NYT Op-Ed Calls For Public Shaming of Border Patrol Agents

AP Photo/Eric Gay

In a New York Times op-ed, assistant professor of human rights Kate Cronin-Furman called for the identities of U.S Border Patrol agents to be made public so as to shame them for their mistreatment of illegal migrants. 


The University College London professor wrote that she wants to expose the "midlevel functionaries who make the system run" in order to stop their activities. 

She started her piece with the observation that agents' identities are not hard to find. 

"The identities of the individual Customs and Border Protection agents who are physically separating children from their families and staffing the detention centers are not undiscoverable," she wrote.

"Immigration lawyers have agent names; journalists reporting at the border have names, photos and even videos. These agents’ actions should be publicized, particularly in their home communities."

Cronin-Furman brought up the backlash agents would face once their identities were known. She reasoned that this "social cost" would cause some of them to quit--her key objective. 

"The knowledge, for instance, that when you go to church on Sunday, your entire congregation will have seen you on TV ripping a child out of her father’s arms is a serious social cost to bear. The desire to avoid this kind of social shame may be enough to persuade some agents to quit and may hinder the recruitment of replacements," she argued.

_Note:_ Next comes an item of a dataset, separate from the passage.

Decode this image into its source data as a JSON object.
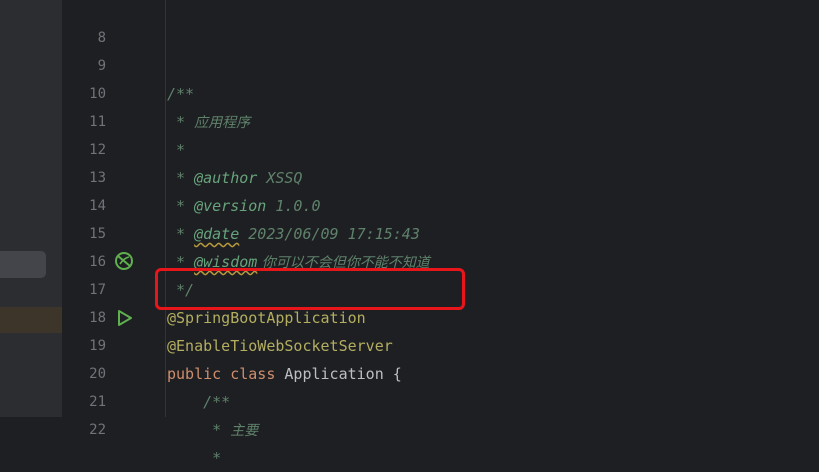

The assistant professor went on to explain that this "social cost" would extend to the international realm, meaning agents would be "unable to travel freely."


"For someone who is ‘just following orders,’ the prospect of being internationally shamed as a rights abuser and being unable to travel freely may be significant enough to persuade them to stop participating," she wrote.

Cronin-Furman's comments come amid Democratic outrage over conditions at the southern border. As CBP agents attempt to stem the flow of illegal migrants into the U.S., they must use underfunded, overcrowded facilities. 

In reaction to the crisis, Congress passed a $4.6 billion humanitarian aid bill after both Democrats and Republicans alike were mobilized. 

On Friday, the acting head of the Department of Homeland Security said that he expects the number of migrants apprehended at the border to decrease 25 percent in the month of June, due to Mexico increasing efforts to enforce migration laws.